The combination of three main concepts is investigated in order to reach the project objectives:

  1. PERT (Passivated Emitter, Rear Totally diffused) cells They have the advantage of being compatible with most of the usual equipment currently used in a p-type production line. Only two additional steps are required to switch from a p-type to an n-type wafer based process. PERT cells can have a bifacial design, leading to up to 30% higher power output as compared to single sided cells.
  2. IBC (interdigitated back contact) cells If both electrical contacts are on the rear side of the cell, shading losses due the the front grid are absent and an independent front side optimisation is possible. Furthermore, IBC cells open new opportunities for module interconnection.

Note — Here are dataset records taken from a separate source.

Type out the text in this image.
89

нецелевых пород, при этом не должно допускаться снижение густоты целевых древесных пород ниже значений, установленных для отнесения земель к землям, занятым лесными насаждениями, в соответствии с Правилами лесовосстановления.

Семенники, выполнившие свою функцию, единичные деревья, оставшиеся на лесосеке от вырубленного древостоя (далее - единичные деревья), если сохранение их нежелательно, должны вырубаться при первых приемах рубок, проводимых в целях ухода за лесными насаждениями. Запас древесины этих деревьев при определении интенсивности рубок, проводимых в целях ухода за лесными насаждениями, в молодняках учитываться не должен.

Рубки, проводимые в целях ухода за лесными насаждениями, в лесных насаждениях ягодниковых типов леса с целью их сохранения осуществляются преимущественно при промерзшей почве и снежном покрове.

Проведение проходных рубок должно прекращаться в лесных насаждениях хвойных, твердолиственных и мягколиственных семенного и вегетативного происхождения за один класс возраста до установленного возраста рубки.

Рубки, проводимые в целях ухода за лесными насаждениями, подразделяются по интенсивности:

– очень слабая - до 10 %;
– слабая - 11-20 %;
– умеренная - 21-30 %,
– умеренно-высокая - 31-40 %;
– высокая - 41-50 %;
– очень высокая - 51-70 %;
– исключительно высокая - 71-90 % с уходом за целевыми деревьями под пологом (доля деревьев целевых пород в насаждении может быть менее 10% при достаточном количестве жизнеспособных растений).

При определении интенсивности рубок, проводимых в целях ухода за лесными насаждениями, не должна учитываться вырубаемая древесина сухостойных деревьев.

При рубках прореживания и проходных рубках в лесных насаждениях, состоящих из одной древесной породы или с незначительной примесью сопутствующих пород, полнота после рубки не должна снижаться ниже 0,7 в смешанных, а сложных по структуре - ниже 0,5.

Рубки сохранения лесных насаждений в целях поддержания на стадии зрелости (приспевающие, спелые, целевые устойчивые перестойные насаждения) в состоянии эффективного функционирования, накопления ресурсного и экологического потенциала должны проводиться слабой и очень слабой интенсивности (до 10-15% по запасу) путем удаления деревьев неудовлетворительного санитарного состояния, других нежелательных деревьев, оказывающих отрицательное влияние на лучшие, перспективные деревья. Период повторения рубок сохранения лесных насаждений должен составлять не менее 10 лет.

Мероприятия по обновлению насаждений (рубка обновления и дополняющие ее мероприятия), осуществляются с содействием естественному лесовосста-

  3. HET (Heterojunction) cells In amorphous/crystalline silicon heterojunctions, excellent passivation of the wafer’s surfaces leads to solar cell Vocs exceeding 740mV. Furthermore, all process steps are carried out at temperatures not exceeding 250°C, which makes the HET concept very attractive especially for very thin (100 µm and below) substrates.

These technologies and their combination are evaluated throughout the whole process chain, starting from the wafer material and up to the module integration and testing stage.